Cabinet Secretary for National Treasury and planning Henry Rotich. [PHOTOS: JOHN MUCHUCHA/STANDARD]

You should brace yourself for tougher times ahead as the Government prepares to increase taxes and cut its expenditure.

National Treasury Cabinet Secretary Henry Rotich yesterday said he was targeting a fiscal deficit of 5.7 per cent of the gross domestic product for the current financial year.

A fiscal deficit occurs when a government’s total expenditure exceeds the revenue it generates, and normally excludes money from borrowing.

This means the Government will slap you with more taxes even as it reduces its spending which, in extreme cases, might result in some civil servants being laid off.

The 5.7 per cent fiscal deficit is a reduction from the six per cent that Treasury had projected in its 2018 Budget Policy Statement published in February.

Runaway expenditure

Mr Rotich also noted that as a result of a number of austerity measures undertaken so far, the country was still within the 7.2 per cent fiscal deficit target for the financial year that ended on June 30.

“We are on course on that. Already, the budget out-turn preliminary indication is that we are on target of that 7.2 per cent. And this financial year, we are looking at 5.7 per cent,” said the CS after giving a keynote address during this year’s Evidence to Action Conference in Nairobi. In the recent past, the Government has been burning the candle at both ends by coming up with measures to increase revenue collection even as it reduces runaway expenditure and at the same time borrowing heavily.

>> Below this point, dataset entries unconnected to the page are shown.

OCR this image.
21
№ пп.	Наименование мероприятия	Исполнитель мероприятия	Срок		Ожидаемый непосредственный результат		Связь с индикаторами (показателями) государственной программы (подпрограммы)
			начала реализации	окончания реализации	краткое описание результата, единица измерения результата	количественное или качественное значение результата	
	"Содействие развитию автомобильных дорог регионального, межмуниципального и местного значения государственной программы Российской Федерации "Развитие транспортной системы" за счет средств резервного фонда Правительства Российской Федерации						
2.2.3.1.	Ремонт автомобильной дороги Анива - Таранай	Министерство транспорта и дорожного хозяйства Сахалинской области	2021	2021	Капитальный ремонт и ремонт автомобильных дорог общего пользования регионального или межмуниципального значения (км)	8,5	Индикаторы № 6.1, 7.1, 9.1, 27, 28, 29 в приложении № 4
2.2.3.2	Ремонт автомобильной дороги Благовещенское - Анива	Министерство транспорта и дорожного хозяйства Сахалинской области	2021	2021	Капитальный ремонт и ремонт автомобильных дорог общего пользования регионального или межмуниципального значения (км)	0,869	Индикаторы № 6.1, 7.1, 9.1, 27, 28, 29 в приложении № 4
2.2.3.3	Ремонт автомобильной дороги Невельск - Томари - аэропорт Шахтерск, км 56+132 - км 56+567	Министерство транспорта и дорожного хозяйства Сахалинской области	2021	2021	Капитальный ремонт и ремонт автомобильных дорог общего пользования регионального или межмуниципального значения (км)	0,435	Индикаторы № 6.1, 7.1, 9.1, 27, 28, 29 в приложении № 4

One of these measures has been a decree by President Uhuru Kenyatta to freeze new projects, except those related to his Big Four agenda, until the ongoing ones are completed.

 “There will be no new projects embarked on until you complete those that are ongoing,” Mr Kenyatta notified principal secretaries and heads and board chairpersons of parastatals.

Rotich said the President’s directive was aimed at injecting prudence in expenditure.

“What we are saying here is that we are just going to be prudent in terms of domestically financed projects. What we are saying is that let us focus on what we had started last year and complete them before ministries and entities jump into the procurement of new projects,” he said.  

Rotich refuted claims that there was a link between the President’s directive and the presence of the International Monetary Fund (IMF) team in the country. “There is no link between IMF team being in the country and what the President said,” he said.

The CS has also proposed new tax measures, including increased excise duty on mobile money transactions, kerosene and bank transactions of Sh500,000 and above to shore up tax revenues.

On the delayed IMF report, the CS said it would be published soon.

IMF’s Nairobi representative, Jan Mikkelsen, told The Standard on the phone that while the fund’s executive board had everything in place, it was still waiting for the Kenyan authorities’ approval.